Gluten-free push doesn’t prevent shortage
From the Winnipeg Free Press
With gluten-free foods so fashionable these days, it’s ironic one of the biggest issues facing Canada’s wheat industry in recent times has been a shortage of it.
Gluten is one of the main proteins found in cereals such as wheat, barley and rye. In bread-baking, the quality of the gluten has a lot to do with how bread absorbs water, traps gases from the fermenting yeast and how well it rises.
Customers started complaining a few years ago they were seeing a decline in the quality and consistency of gluten in Canada’s premium milling wheat class, Canada Western Red Spring Wheat (CWRS). In the world of food processing, consistency is synonymous with quality. Millers and bakers want to get the same results from their ingredients every time with a minimum of adjustments to their equipment or recipes.
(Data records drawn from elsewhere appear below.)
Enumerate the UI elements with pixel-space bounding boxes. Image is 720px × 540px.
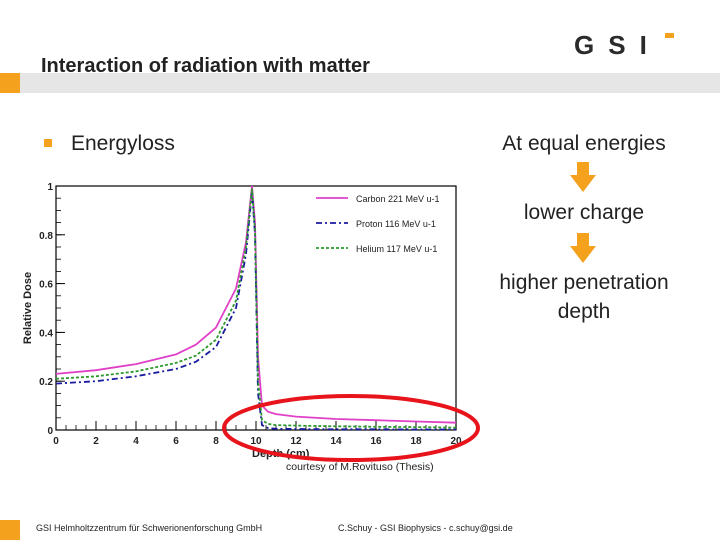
- x-tick-label: 6: [173, 436, 179, 447]
- x-tick-label: 20: [450, 436, 462, 447]
- statement-lower-charge: lower charge: [523, 201, 645, 224]
- bullet-energyloss: Energyloss: [71, 132, 175, 155]
- y-tick-label: 0.2: [39, 377, 53, 389]
- y-tick-label: 0.6: [39, 279, 53, 291]
- slide-title: Interaction of radiation with matter: [41, 55, 370, 77]
- statement-depth: depth: [557, 300, 611, 323]
- statement-equal-energies: At equal energies: [502, 132, 666, 155]
- legend-label: Helium 117 MeV u-1: [356, 244, 438, 254]
- x-axis-label: Depth (cm): [252, 448, 310, 460]
- x-tick-label: 2: [93, 436, 99, 447]
- legend-label: Carbon 221 MeV u-1: [356, 194, 440, 204]
- y-tick-label: 0.8: [39, 230, 53, 242]
- courtesy-note: courtesy of M.Rovituso (Thesis): [286, 461, 434, 473]
- x-tick-label: 12: [290, 436, 302, 447]
- y-axis-label: Relative Dose: [22, 271, 34, 345]
- x-tick-label: 0: [53, 436, 59, 447]
- x-tick-label: 4: [133, 436, 139, 447]
- y-tick-label: 1: [47, 182, 53, 193]
- gsi-logo-text: GSI: [574, 33, 661, 57]
- statement-higher-penetration: higher penetration: [499, 271, 669, 294]
- footer-accent-bar: [0, 520, 20, 540]
- x-tick-label: 10: [250, 436, 262, 447]
- y-tick-label: 0.4: [39, 328, 53, 340]
- x-tick-label: 18: [410, 436, 422, 447]
- x-tick-label: 14: [330, 436, 342, 447]
- footer-institution: GSI Helmholtzzentrum für Schwerionenforschung GmbH: [36, 523, 263, 533]
- legend-label: Proton 116 MeV u-1: [356, 219, 436, 229]
- y-tick-label: 0: [47, 426, 53, 437]
- footer-contact: C.Schuy - GSI Biophysics - c.schuy@gsi.de: [338, 523, 513, 533]
- x-tick-label: 8: [213, 436, 219, 447]
- x-tick-label: 16: [370, 436, 382, 447]
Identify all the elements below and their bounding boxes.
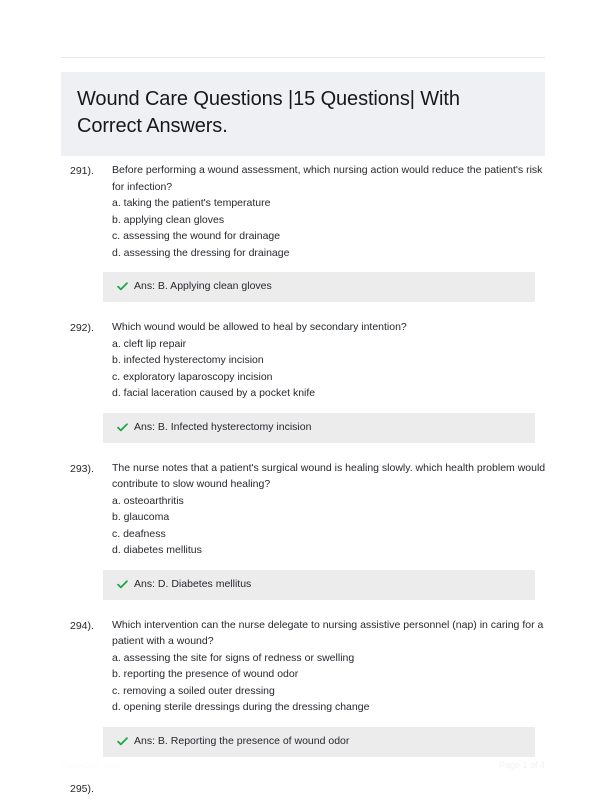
answer-box [103, 413, 535, 443]
option-list [112, 650, 550, 716]
answer-box [103, 727, 535, 757]
question-number: 291). [70, 165, 94, 177]
option-a[interactable]: a. cleft lip repair [112, 337, 187, 350]
check-icon [117, 422, 128, 433]
answer-text: Ans: B. Applying clean gloves [134, 280, 272, 292]
question-body [112, 460, 606, 559]
check-icon [117, 281, 128, 292]
option-list [112, 195, 550, 261]
answer-text: Ans: D. Diabetes mellitus [134, 577, 252, 590]
question-text: Which intervention can the nurse delegate to nursing assistive personnel (nap) in caring for a patient with a wound? [112, 618, 544, 647]
question-number: 293). [70, 462, 94, 475]
question-row [0, 460, 606, 559]
option-list [112, 493, 550, 559]
option-b[interactable]: b. applying clean gloves [112, 213, 225, 226]
option-a[interactable]: a. assessing the site for signs of redness or swelling [112, 651, 355, 664]
answer-text: Ans: B. Infected hysterectomy incision [134, 420, 312, 433]
check-icon [117, 579, 128, 590]
option-d[interactable]: d. assessing the dressing for drainage [112, 246, 290, 259]
watermark-text: PaperStoc.com [61, 760, 121, 770]
next-question-number: 295). [70, 782, 94, 795]
page-number: Page 1 of 4 [498, 760, 545, 770]
question-body [112, 319, 606, 402]
question-block [0, 162, 606, 302]
question-block [0, 617, 606, 757]
option-c[interactable]: c. assessing the wound for drainage [112, 230, 281, 242]
option-c[interactable]: c. removing a soiled outer dressing [112, 684, 275, 697]
question-body [112, 617, 606, 716]
questions-container [0, 162, 606, 797]
question-text: Before performing a wound assessment, which nursing action would reduce the patient's risk for infection? [112, 164, 543, 193]
question-block [0, 460, 606, 600]
answer-box [103, 272, 535, 302]
question-block [0, 319, 606, 443]
question-number: 292). [70, 322, 94, 334]
question-text: Which wound would be allowed to heal by secondary intention? [112, 321, 407, 333]
page-footer [0, 760, 606, 776]
option-b[interactable]: b. infected hysterectomy incision [112, 354, 264, 366]
question-row [0, 617, 606, 716]
question-body [112, 162, 606, 261]
page-title: Wound Care Questions |15 Questions| With Correct Answers. [77, 88, 460, 137]
option-d[interactable]: d. facial laceration caused by a pocket knife [112, 387, 316, 399]
check-icon [117, 736, 128, 747]
question-row [0, 162, 606, 261]
option-a[interactable]: a. osteoarthritis [112, 494, 184, 507]
option-d[interactable]: d. opening sterile dressings during the dressing change [112, 701, 370, 713]
option-c[interactable]: c. deafness [112, 527, 166, 540]
option-list [112, 336, 550, 402]
option-b[interactable]: b. reporting the presence of wound odor [112, 668, 299, 680]
question-text: The nurse notes that a patient's surgical wound is healing slowly. which health problem would contribute to slow wound healing? [112, 461, 546, 490]
answer-text: Ans: B. Reporting the presence of wound odor [134, 734, 350, 747]
option-d[interactable]: d. diabetes mellitus [112, 544, 202, 556]
question-row [0, 319, 606, 402]
option-c[interactable]: c. exploratory laparoscopy incision [112, 370, 273, 383]
header-divider [61, 57, 545, 58]
option-b[interactable]: b. glaucoma [112, 511, 170, 523]
answer-box [103, 570, 535, 600]
document-title-block [61, 72, 545, 156]
option-a[interactable]: a. taking the patient's temperature [112, 197, 271, 209]
question-number: 294). [70, 619, 94, 632]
Canadian wheat has historically been famous for both the quality and the quantity of the protein in its premium processing wheats. Connie Morrison, a senior executive with Canada’s biggest bread-baker Canada Bread, recently told reporters in Winnipeg that gold standard reputation is losing its lustre. Her company, which buys about 300,000 tonnes of Canadian wheat a year, spent $1 million last year buying gluten to add to its recipes because the wheat it was processing was subpar.
These complaints started surfacing around the time the former federal government demolished the Canadian Wheat Board, leading many to assume that was the reason. It appears the change in the wheat-marketing system was a factor, but only one of many. The biggest cause by far has been a gradual shift in farmers’ choice of wheat varieties.